We foolishly moved to be closer a while ago. All the other in laws are lovely and to be fair my mother is worse. I have to see MIL a few times over Christmas, which will be half fine and half do my head in. Last Christmas Day was hideous. This one will be better as SIL is there as well...

I need some coping mechanisms. I have hidden before eg extra long toilet trips and also nominated myself to come home and walk the dog last yr to get a break.
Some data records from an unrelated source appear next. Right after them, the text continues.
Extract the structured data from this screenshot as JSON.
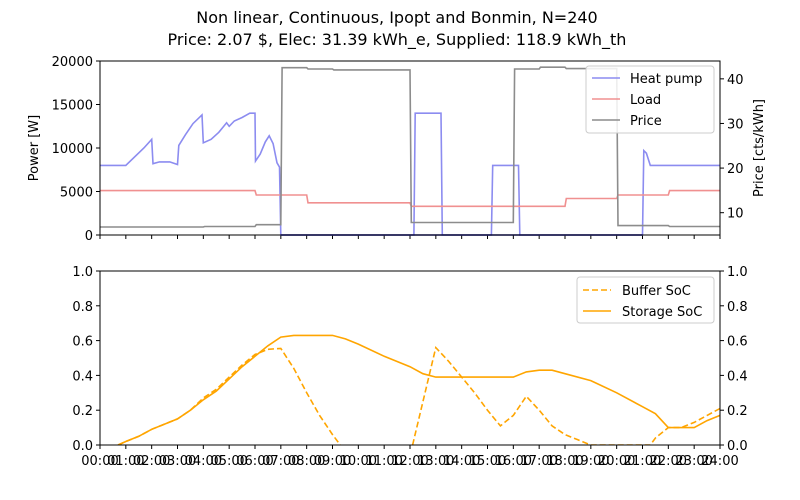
{
  "chart_data": [
    {
      "type": "line",
      "title": "Non linear, Continuous, Ipopt and Bonmin, N=240",
      "subtitle": "Price: 2.07 $, Elec: 31.39 kWh_e, Supplied: 118.9 kWh_th",
      "ylabel": "Power [W]",
      "y2label": "Price [cts/kWh]",
      "xlim": [
        0,
        24
      ],
      "ylim": [
        0,
        20000
      ],
      "y2lim": [
        5,
        44
      ],
      "yticks": [
        "0",
        "5000",
        "10000",
        "15000",
        "20000"
      ],
      "y2ticks": [
        "10",
        "20",
        "30",
        "40"
      ],
      "legend": "top-right",
      "series": [
        {
          "name": "Heat pump",
          "color": "#8c8cf0",
          "points": [
            [
              0,
              8000
            ],
            [
              1,
              8000
            ],
            [
              1.7,
              10000
            ],
            [
              2,
              11000
            ],
            [
              2.05,
              8200
            ],
            [
              2.3,
              8400
            ],
            [
              2.7,
              8400
            ],
            [
              3,
              8100
            ],
            [
              3.05,
              10300
            ],
            [
              3.3,
              11500
            ],
            [
              3.6,
              12800
            ],
            [
              3.95,
              13800
            ],
            [
              4.0,
              10600
            ],
            [
              4.3,
              11000
            ],
            [
              4.6,
              11800
            ],
            [
              4.9,
              12900
            ],
            [
              5.0,
              12500
            ],
            [
              5.2,
              13100
            ],
            [
              5.5,
              13500
            ],
            [
              5.8,
              14000
            ],
            [
              6.0,
              14000
            ],
            [
              6.02,
              8500
            ],
            [
              6.2,
              9300
            ],
            [
              6.4,
              10700
            ],
            [
              6.55,
              11400
            ],
            [
              6.7,
              10500
            ],
            [
              6.85,
              8300
            ],
            [
              6.95,
              7800
            ],
            [
              7.0,
              0
            ],
            [
              12.15,
              0
            ],
            [
              12.2,
              14000
            ],
            [
              13.2,
              14000
            ],
            [
              13.25,
              0
            ],
            [
              15.15,
              0
            ],
            [
              15.2,
              8000
            ],
            [
              16.2,
              8000
            ],
            [
              16.25,
              0
            ],
            [
              21.0,
              0
            ],
            [
              21.05,
              9700
            ],
            [
              21.15,
              9400
            ],
            [
              21.3,
              8000
            ],
            [
              24,
              8000
            ]
          ]
        },
        {
          "name": "Load",
          "color": "#f09090",
          "points": [
            [
              0,
              5100
            ],
            [
              6,
              5100
            ],
            [
              6.05,
              4600
            ],
            [
              8.0,
              4600
            ],
            [
              8.05,
              3700
            ],
            [
              12.0,
              3700
            ],
            [
              12.05,
              3300
            ],
            [
              18.0,
              3300
            ],
            [
              18.05,
              4200
            ],
            [
              20.0,
              4200
            ],
            [
              20.05,
              4600
            ],
            [
              22.0,
              4600
            ],
            [
              22.05,
              5100
            ],
            [
              24,
              5100
            ]
          ]
        },
        {
          "name": "Price",
          "color": "#8c8c8c",
          "axis": "right",
          "points": [
            [
              0,
              6.8
            ],
            [
              4,
              6.8
            ],
            [
              4.05,
              6.9
            ],
            [
              6,
              6.9
            ],
            [
              6.05,
              7.3
            ],
            [
              7.0,
              7.3
            ],
            [
              7.05,
              42.5
            ],
            [
              8.0,
              42.5
            ],
            [
              8.05,
              42.2
            ],
            [
              9.0,
              42.2
            ],
            [
              9.05,
              42.0
            ],
            [
              12.0,
              42.0
            ],
            [
              12.05,
              7.8
            ],
            [
              16.0,
              7.8
            ],
            [
              16.05,
              42.2
            ],
            [
              17.0,
              42.2
            ],
            [
              17.05,
              42.6
            ],
            [
              18.0,
              42.6
            ],
            [
              18.05,
              42.3
            ],
            [
              20.0,
              42.3
            ],
            [
              20.05,
              7.1
            ],
            [
              22.0,
              7.1
            ],
            [
              22.05,
              6.9
            ],
            [
              24,
              6.9
            ]
          ]
        }
      ]
    },
    {
      "type": "line",
      "xlim": [
        0,
        24
      ],
      "ylim": [
        0,
        1.0
      ],
      "yticks": [
        "0.0",
        "0.2",
        "0.4",
        "0.6",
        "0.8",
        "1.0"
      ],
      "xticks": [
        "00:00",
        "01:00",
        "02:00",
        "03:00",
        "04:00",
        "05:00",
        "06:00",
        "07:00",
        "08:00",
        "09:00",
        "10:00",
        "11:00",
        "12:00",
        "13:00",
        "14:00",
        "15:00",
        "16:00",
        "17:00",
        "18:00",
        "19:00",
        "20:00",
        "21:00",
        "22:00",
        "23:00",
        "24:00"
      ],
      "legend": "top-right",
      "series": [
        {
          "name": "Buffer SoC",
          "color": "#ffa500",
          "dash": "dashed",
          "points": [
            [
              0.7,
              0
            ],
            [
              1,
              0.02
            ],
            [
              1.5,
              0.05
            ],
            [
              2,
              0.09
            ],
            [
              2.5,
              0.12
            ],
            [
              3,
              0.15
            ],
            [
              3.5,
              0.2
            ],
            [
              4,
              0.27
            ],
            [
              4.5,
              0.32
            ],
            [
              5,
              0.39
            ],
            [
              5.5,
              0.46
            ],
            [
              6,
              0.52
            ],
            [
              6.5,
              0.55
            ],
            [
              7,
              0.555
            ],
            [
              7.5,
              0.44
            ],
            [
              8,
              0.3
            ],
            [
              8.5,
              0.17
            ],
            [
              9,
              0.06
            ],
            [
              9.3,
              0
            ]
          ],
          "points2": [
            [
              12.1,
              0
            ],
            [
              13,
              0.56
            ],
            [
              13.5,
              0.48
            ],
            [
              14,
              0.39
            ],
            [
              14.5,
              0.3
            ],
            [
              15,
              0.2
            ],
            [
              15.5,
              0.11
            ],
            [
              16,
              0.17
            ],
            [
              16.5,
              0.28
            ],
            [
              17,
              0.2
            ],
            [
              17.5,
              0.11
            ],
            [
              18,
              0.06
            ],
            [
              18.5,
              0.03
            ],
            [
              19,
              0
            ],
            [
              21.3,
              0
            ],
            [
              21.5,
              0.04
            ],
            [
              22,
              0.1
            ],
            [
              22.5,
              0.1
            ],
            [
              23,
              0.13
            ],
            [
              23.5,
              0.17
            ],
            [
              24,
              0.21
            ]
          ]
        },
        {
          "name": "Storage SoC",
          "color": "#ffa500",
          "dash": "solid",
          "points": [
            [
              0.7,
              0
            ],
            [
              1,
              0.02
            ],
            [
              1.5,
              0.05
            ],
            [
              2,
              0.09
            ],
            [
              2.5,
              0.12
            ],
            [
              3,
              0.15
            ],
            [
              3.5,
              0.2
            ],
            [
              4,
              0.26
            ],
            [
              4.5,
              0.31
            ],
            [
              5,
              0.38
            ],
            [
              5.5,
              0.45
            ],
            [
              6,
              0.51
            ],
            [
              6.5,
              0.57
            ],
            [
              7,
              0.62
            ],
            [
              7.5,
              0.63
            ],
            [
              8,
              0.63
            ],
            [
              9,
              0.63
            ],
            [
              9.5,
              0.61
            ],
            [
              10,
              0.58
            ],
            [
              11,
              0.51
            ],
            [
              12,
              0.45
            ],
            [
              12.5,
              0.41
            ],
            [
              13,
              0.39
            ],
            [
              14,
              0.39
            ],
            [
              15,
              0.39
            ],
            [
              16,
              0.39
            ],
            [
              16.5,
              0.42
            ],
            [
              17,
              0.43
            ],
            [
              17.5,
              0.43
            ],
            [
              18,
              0.41
            ],
            [
              19,
              0.37
            ],
            [
              20,
              0.3
            ],
            [
              21,
              0.22
            ],
            [
              21.5,
              0.18
            ],
            [
              22,
              0.1
            ],
            [
              23,
              0.1
            ],
            [
              23.5,
              0.14
            ],
            [
              24,
              0.17
            ]
          ]
        }
      ]
    }
  ]
}
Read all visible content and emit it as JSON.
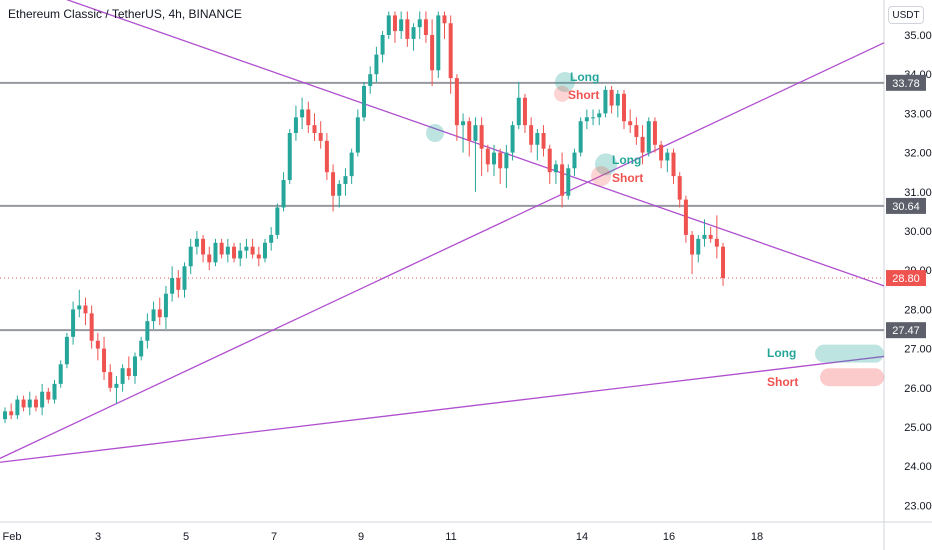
{
  "header": {
    "title": "Ethereum Classic / TetherUS, 4h, BINANCE",
    "currency": "USDT"
  },
  "annotations": {
    "long_label": "Long",
    "short_label": "Short"
  },
  "colors": {
    "up": "#26a69a",
    "down": "#ef5350",
    "trendline": "#b04fcf",
    "hline": "#9598a1",
    "axis_text": "#131722"
  },
  "chart_data": {
    "type": "candlestick",
    "title": "Ethereum Classic / TetherUS, 4h, BINANCE",
    "y_axis": {
      "unit": "USDT",
      "range": [
        22.6,
        35.5
      ],
      "ticks": [
        23.0,
        24.0,
        25.0,
        26.0,
        27.0,
        28.0,
        29.0,
        30.0,
        31.0,
        32.0,
        33.0,
        34.0,
        35.0
      ]
    },
    "x_axis": {
      "ticks": [
        "Feb",
        "3",
        "5",
        "7",
        "9",
        "11",
        "14",
        "16",
        "18"
      ]
    },
    "horizontal_levels": [
      "33.78",
      "30.64",
      "27.47"
    ],
    "last_price": "28.80",
    "grid": false,
    "candles": [
      [
        25.2,
        25.5,
        25.1,
        25.4
      ],
      [
        25.4,
        25.6,
        25.2,
        25.3
      ],
      [
        25.3,
        25.8,
        25.2,
        25.7
      ],
      [
        25.7,
        25.8,
        25.4,
        25.5
      ],
      [
        25.5,
        25.9,
        25.3,
        25.7
      ],
      [
        25.7,
        25.8,
        25.4,
        25.5
      ],
      [
        25.5,
        26.1,
        25.3,
        25.9
      ],
      [
        25.9,
        26.0,
        25.6,
        25.7
      ],
      [
        25.7,
        26.2,
        25.6,
        26.1
      ],
      [
        26.1,
        26.7,
        26.0,
        26.6
      ],
      [
        26.6,
        27.4,
        26.5,
        27.3
      ],
      [
        27.3,
        28.2,
        27.1,
        28.0
      ],
      [
        28.0,
        28.5,
        27.8,
        28.1
      ],
      [
        28.1,
        28.3,
        27.6,
        27.9
      ],
      [
        27.9,
        28.1,
        27.0,
        27.2
      ],
      [
        27.2,
        27.4,
        26.7,
        27.0
      ],
      [
        27.0,
        27.3,
        26.2,
        26.4
      ],
      [
        26.4,
        26.6,
        25.9,
        26.0
      ],
      [
        26.0,
        26.3,
        25.6,
        26.1
      ],
      [
        26.1,
        26.6,
        25.9,
        26.5
      ],
      [
        26.5,
        26.8,
        26.2,
        26.3
      ],
      [
        26.3,
        26.9,
        26.1,
        26.8
      ],
      [
        26.8,
        27.3,
        26.7,
        27.2
      ],
      [
        27.2,
        27.9,
        27.0,
        27.7
      ],
      [
        27.7,
        28.2,
        27.5,
        28.0
      ],
      [
        28.0,
        28.3,
        27.6,
        27.8
      ],
      [
        27.8,
        28.6,
        27.5,
        28.4
      ],
      [
        28.4,
        29.1,
        28.2,
        28.8
      ],
      [
        28.8,
        29.0,
        28.3,
        28.5
      ],
      [
        28.5,
        29.2,
        28.3,
        29.1
      ],
      [
        29.1,
        29.8,
        28.9,
        29.6
      ],
      [
        29.6,
        30.0,
        29.4,
        29.8
      ],
      [
        29.8,
        29.9,
        29.2,
        29.4
      ],
      [
        29.4,
        29.6,
        29.0,
        29.2
      ],
      [
        29.2,
        29.8,
        29.1,
        29.7
      ],
      [
        29.7,
        29.8,
        29.3,
        29.4
      ],
      [
        29.4,
        29.8,
        29.2,
        29.6
      ],
      [
        29.6,
        29.7,
        29.2,
        29.3
      ],
      [
        29.3,
        29.7,
        29.1,
        29.5
      ],
      [
        29.5,
        29.8,
        29.3,
        29.6
      ],
      [
        29.6,
        29.8,
        29.3,
        29.4
      ],
      [
        29.4,
        29.6,
        29.1,
        29.3
      ],
      [
        29.3,
        29.8,
        29.2,
        29.7
      ],
      [
        29.7,
        30.1,
        29.5,
        29.9
      ],
      [
        29.9,
        30.7,
        29.8,
        30.6
      ],
      [
        30.6,
        31.5,
        30.5,
        31.3
      ],
      [
        31.3,
        32.6,
        31.2,
        32.5
      ],
      [
        32.5,
        33.2,
        32.3,
        32.9
      ],
      [
        32.9,
        33.4,
        32.6,
        33.1
      ],
      [
        33.1,
        33.3,
        32.5,
        32.7
      ],
      [
        32.7,
        33.0,
        32.3,
        32.5
      ],
      [
        32.5,
        32.8,
        32.1,
        32.3
      ],
      [
        32.3,
        32.5,
        31.3,
        31.5
      ],
      [
        31.5,
        31.7,
        30.5,
        30.9
      ],
      [
        30.9,
        31.3,
        30.6,
        31.2
      ],
      [
        31.2,
        31.6,
        30.9,
        31.4
      ],
      [
        31.4,
        32.1,
        31.2,
        32.0
      ],
      [
        32.0,
        33.1,
        31.9,
        32.9
      ],
      [
        32.9,
        33.8,
        32.8,
        33.7
      ],
      [
        33.7,
        34.2,
        33.5,
        34.0
      ],
      [
        34.0,
        34.7,
        33.8,
        34.5
      ],
      [
        34.5,
        35.1,
        34.3,
        35.0
      ],
      [
        35.0,
        35.6,
        34.9,
        35.5
      ],
      [
        35.5,
        35.6,
        34.8,
        35.1
      ],
      [
        35.1,
        35.6,
        34.9,
        35.4
      ],
      [
        35.4,
        35.6,
        34.7,
        34.9
      ],
      [
        34.9,
        35.3,
        34.6,
        35.2
      ],
      [
        35.2,
        35.6,
        34.9,
        35.4
      ],
      [
        35.4,
        35.6,
        34.8,
        35.0
      ],
      [
        35.0,
        35.4,
        33.7,
        34.1
      ],
      [
        34.1,
        35.6,
        33.9,
        35.5
      ],
      [
        35.5,
        35.6,
        34.9,
        35.3
      ],
      [
        35.3,
        35.5,
        33.5,
        33.9
      ],
      [
        33.9,
        34.0,
        32.3,
        32.7
      ],
      [
        32.7,
        33.0,
        32.0,
        32.8
      ],
      [
        32.8,
        32.9,
        31.9,
        32.3
      ],
      [
        32.3,
        32.9,
        31.0,
        32.7
      ],
      [
        32.7,
        32.9,
        31.4,
        32.1
      ],
      [
        32.1,
        32.2,
        31.5,
        31.7
      ],
      [
        31.7,
        32.2,
        31.4,
        32.0
      ],
      [
        32.0,
        32.1,
        31.2,
        31.6
      ],
      [
        31.6,
        32.2,
        31.1,
        32.0
      ],
      [
        32.0,
        32.8,
        31.8,
        32.7
      ],
      [
        32.7,
        33.8,
        32.6,
        33.4
      ],
      [
        33.4,
        33.5,
        32.5,
        32.7
      ],
      [
        32.7,
        32.9,
        32.0,
        32.2
      ],
      [
        32.2,
        32.6,
        31.8,
        32.5
      ],
      [
        32.5,
        32.7,
        31.9,
        32.1
      ],
      [
        32.1,
        32.2,
        31.2,
        31.5
      ],
      [
        31.5,
        31.8,
        31.2,
        31.7
      ],
      [
        31.7,
        32.0,
        30.6,
        30.9
      ],
      [
        30.9,
        31.7,
        30.8,
        31.6
      ],
      [
        31.6,
        32.1,
        31.4,
        32.0
      ],
      [
        32.0,
        32.9,
        31.9,
        32.8
      ],
      [
        32.8,
        33.1,
        32.6,
        32.9
      ],
      [
        32.9,
        33.1,
        32.7,
        32.9
      ],
      [
        32.9,
        33.1,
        32.7,
        33.0
      ],
      [
        33.0,
        33.7,
        32.9,
        33.6
      ],
      [
        33.6,
        33.7,
        33.0,
        33.2
      ],
      [
        33.2,
        33.6,
        32.9,
        33.5
      ],
      [
        33.5,
        33.6,
        32.6,
        32.8
      ],
      [
        32.8,
        33.1,
        32.5,
        32.7
      ],
      [
        32.7,
        32.9,
        32.2,
        32.4
      ],
      [
        32.4,
        32.7,
        31.7,
        32.0
      ],
      [
        32.0,
        32.9,
        31.9,
        32.8
      ],
      [
        32.8,
        32.9,
        32.0,
        32.2
      ],
      [
        32.2,
        32.3,
        31.6,
        31.8
      ],
      [
        31.8,
        32.1,
        31.5,
        32.0
      ],
      [
        32.0,
        32.1,
        31.2,
        31.4
      ],
      [
        31.4,
        31.5,
        30.6,
        30.8
      ],
      [
        30.8,
        30.9,
        29.7,
        29.9
      ],
      [
        29.9,
        30.0,
        28.9,
        29.4
      ],
      [
        29.4,
        29.9,
        29.2,
        29.8
      ],
      [
        29.8,
        30.3,
        29.6,
        29.9
      ],
      [
        29.9,
        30.1,
        29.7,
        29.8
      ],
      [
        29.8,
        30.4,
        29.3,
        29.6
      ],
      [
        29.6,
        29.7,
        28.6,
        28.8
      ]
    ]
  }
}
We have played MIL bingo before! Haha!

aPoundInTheHand · 17/12/2018 21:45

I tend to usher in-laws & everyone into the living room & actually stay back to do the washing up. Sad but true. Usually involves music I like & another glass of wine or g&t. Then when everyone sitting around get your book out. Long bath/shower and also dog walks alone..... Will now be adding in-law bingo to the fun & games!

Focus on making it good for your kids. Try your hardest to rise above it all & take the high road for sake of kids & husband (but it's not easy). And subtly learn to give back as good as you get.

GOOD LUCK TO EVERYONE FACING IN-LAW TRYING TIMES NEXT WEEK!!!!! Xmas Smile

CantWaitToRetire · 17/12/2018 21:50

Hands up everyone who tried to write Fuck Off on the roof of their mouth with their tongue after reading AnnaMagnani’s comment Grin.